Monday, 2 May 2011
The Modern Dance
When Your Heart Out first started its activities new music seemed to be quite strongly featured in its pages. It seemed a strangely exciting time for new sounds, and among those enthusiastically mentioned were Paul White, Bullion, Ahu and Floating Points. I think the label ‘wonky’ was just starting to be used to describe these downtempo abstract prog hip hop electronica folk soundscapes, and I’d listen to Alex Nut on Rinse FM on Saturday lunchtime, track down arcane mixes, and feel more excited about current music than I had for a long time. So don’t ask me what happened. On a personal level I guess I just became overly preoccupied with investigating dusty corners, and didn’t really have the drive to keep up with new developments. I didn’t exactly feel guilty, and I figured new music would get by without me pretty well.

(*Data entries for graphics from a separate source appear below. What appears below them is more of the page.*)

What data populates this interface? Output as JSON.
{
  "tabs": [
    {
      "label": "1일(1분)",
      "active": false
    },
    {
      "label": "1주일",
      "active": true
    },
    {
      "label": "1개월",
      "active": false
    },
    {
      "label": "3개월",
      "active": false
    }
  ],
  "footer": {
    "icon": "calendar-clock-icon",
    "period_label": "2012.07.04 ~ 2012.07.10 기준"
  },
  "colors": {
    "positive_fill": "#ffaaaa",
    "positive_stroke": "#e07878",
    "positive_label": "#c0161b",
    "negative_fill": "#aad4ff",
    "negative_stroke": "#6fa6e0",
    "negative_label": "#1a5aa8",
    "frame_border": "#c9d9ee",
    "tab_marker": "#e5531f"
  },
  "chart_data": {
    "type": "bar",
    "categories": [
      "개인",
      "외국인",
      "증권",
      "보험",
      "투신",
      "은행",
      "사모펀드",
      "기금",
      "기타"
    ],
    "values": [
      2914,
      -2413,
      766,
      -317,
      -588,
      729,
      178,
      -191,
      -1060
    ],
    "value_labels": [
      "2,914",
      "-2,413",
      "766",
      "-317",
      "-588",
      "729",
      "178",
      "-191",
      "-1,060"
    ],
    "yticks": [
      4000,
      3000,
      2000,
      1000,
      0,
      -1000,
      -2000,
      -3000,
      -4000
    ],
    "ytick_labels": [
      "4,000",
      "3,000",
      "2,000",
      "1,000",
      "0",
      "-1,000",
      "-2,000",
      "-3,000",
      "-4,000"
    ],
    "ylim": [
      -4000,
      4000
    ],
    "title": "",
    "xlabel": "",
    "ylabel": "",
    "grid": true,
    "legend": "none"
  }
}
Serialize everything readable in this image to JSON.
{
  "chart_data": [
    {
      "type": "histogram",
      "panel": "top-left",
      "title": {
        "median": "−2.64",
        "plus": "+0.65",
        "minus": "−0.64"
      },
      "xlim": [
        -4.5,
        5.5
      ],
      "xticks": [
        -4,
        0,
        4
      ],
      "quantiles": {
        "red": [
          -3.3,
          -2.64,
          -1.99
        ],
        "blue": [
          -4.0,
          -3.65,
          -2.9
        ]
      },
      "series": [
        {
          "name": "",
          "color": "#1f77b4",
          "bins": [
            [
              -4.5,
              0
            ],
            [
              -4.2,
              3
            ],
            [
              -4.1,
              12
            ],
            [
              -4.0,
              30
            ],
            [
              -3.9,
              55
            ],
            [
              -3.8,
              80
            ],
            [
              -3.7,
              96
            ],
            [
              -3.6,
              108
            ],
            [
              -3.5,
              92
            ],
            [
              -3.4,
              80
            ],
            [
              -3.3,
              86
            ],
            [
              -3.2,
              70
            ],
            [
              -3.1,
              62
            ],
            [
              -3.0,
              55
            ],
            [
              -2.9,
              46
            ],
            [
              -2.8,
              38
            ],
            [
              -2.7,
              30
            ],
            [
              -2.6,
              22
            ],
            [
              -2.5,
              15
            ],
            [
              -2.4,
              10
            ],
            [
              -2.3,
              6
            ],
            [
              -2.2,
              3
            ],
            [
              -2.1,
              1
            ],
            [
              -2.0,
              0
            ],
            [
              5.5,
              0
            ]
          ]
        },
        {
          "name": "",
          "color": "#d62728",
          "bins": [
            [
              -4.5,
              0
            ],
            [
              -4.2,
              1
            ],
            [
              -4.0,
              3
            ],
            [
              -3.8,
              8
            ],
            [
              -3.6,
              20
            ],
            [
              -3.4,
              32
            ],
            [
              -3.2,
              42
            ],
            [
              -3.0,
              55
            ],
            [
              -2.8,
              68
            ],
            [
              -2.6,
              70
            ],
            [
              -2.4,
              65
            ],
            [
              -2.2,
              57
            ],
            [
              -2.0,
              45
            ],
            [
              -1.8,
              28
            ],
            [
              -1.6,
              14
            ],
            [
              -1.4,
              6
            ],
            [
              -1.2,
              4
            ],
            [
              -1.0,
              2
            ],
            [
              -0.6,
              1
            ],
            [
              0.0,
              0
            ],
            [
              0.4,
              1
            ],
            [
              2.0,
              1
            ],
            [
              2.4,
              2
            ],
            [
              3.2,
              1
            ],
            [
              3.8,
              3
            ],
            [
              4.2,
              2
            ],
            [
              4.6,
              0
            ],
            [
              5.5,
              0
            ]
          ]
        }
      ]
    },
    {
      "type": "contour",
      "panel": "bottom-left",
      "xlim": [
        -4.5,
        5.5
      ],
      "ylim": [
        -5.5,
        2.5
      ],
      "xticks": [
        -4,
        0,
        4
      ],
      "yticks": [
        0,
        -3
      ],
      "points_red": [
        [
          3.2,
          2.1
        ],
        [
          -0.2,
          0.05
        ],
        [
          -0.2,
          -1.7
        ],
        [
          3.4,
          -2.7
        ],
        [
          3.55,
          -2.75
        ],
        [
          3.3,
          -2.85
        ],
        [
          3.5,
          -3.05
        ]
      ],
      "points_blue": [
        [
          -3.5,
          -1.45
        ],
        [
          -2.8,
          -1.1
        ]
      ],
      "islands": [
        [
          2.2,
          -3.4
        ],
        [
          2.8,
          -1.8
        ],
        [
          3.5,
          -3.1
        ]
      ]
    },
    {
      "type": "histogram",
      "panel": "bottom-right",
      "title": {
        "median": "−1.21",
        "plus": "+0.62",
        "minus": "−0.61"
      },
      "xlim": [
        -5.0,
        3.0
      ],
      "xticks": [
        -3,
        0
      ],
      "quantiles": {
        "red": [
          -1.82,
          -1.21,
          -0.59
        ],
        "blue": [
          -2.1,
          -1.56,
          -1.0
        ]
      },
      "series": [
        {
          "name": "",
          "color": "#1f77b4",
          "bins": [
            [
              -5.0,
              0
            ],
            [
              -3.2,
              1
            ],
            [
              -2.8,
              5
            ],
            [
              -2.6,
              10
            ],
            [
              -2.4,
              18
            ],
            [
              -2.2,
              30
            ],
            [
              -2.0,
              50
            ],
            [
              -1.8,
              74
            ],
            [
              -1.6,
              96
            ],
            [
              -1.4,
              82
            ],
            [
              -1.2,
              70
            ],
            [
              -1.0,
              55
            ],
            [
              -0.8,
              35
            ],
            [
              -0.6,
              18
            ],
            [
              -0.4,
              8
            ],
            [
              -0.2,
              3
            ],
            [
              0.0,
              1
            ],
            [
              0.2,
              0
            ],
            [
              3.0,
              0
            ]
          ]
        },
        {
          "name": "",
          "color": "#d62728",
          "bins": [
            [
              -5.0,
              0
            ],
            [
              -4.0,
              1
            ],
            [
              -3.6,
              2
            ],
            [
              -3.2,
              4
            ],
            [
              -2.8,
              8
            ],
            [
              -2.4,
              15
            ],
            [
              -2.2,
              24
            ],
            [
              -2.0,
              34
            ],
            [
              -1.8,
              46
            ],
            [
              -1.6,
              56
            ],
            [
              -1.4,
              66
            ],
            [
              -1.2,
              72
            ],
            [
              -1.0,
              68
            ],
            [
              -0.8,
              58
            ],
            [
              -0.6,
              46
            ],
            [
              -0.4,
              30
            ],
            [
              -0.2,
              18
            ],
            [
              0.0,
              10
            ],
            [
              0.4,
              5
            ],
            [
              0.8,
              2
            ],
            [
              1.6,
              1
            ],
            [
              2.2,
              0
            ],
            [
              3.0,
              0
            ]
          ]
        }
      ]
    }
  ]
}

And then late last year I found out One-Handed Music was giving away a free download of the new Ahu single To: Love, and this sort of reactivated my interest in new pop. Unless I missed it, however, Ahu didn’t top the charts around the world with this gorgeous modern electronic torch song. The label’s press said: “It’s a captivating performance from the Turkish singer whose unique style might be found somewhere between traditional soul and the studied remove of the likes of Broadcast’s Trish Keenan.” I was thinking more Andrea Parker on Mo’ Wax, but then I would.
I signed up to the One-Handed Music mailing list, and was delighted recently to receive some information about a forthcoming release by Mo Kolours, with a featured track that has a wonderful lazy Afro-Caribbean dub house feel and leaves you keen to hear and know more. Now comes the great news that OHM are offering a free download of Paul White’s 2009 CD The Strange Dreams Of … A fantastic treat if like me you somehow missed out on the physical editions of this collection of magnificent madness which evokes a random reassembling of a derelict Animal Collective.
The One-Handed Music site is also offering an opportunity to hear a mix by Bullion of various Canterbury Scene tracks, which is great fun and makes for perfect summer listening. Bullion’s own set, You Drive Me To Plastic, is now available as a download or as a vinyl edition featuring the 20-minute journey into sound on one side and an etching on the other which could see a return to the fine old tradition of asking … Anyway, it’s a great collage of beats ‘n’ bobs that provides an ideal soundtrack for the modern dance. It is somehow the sort of thing you might anticipate a Canterbury scenester coming up with in these fragmented times.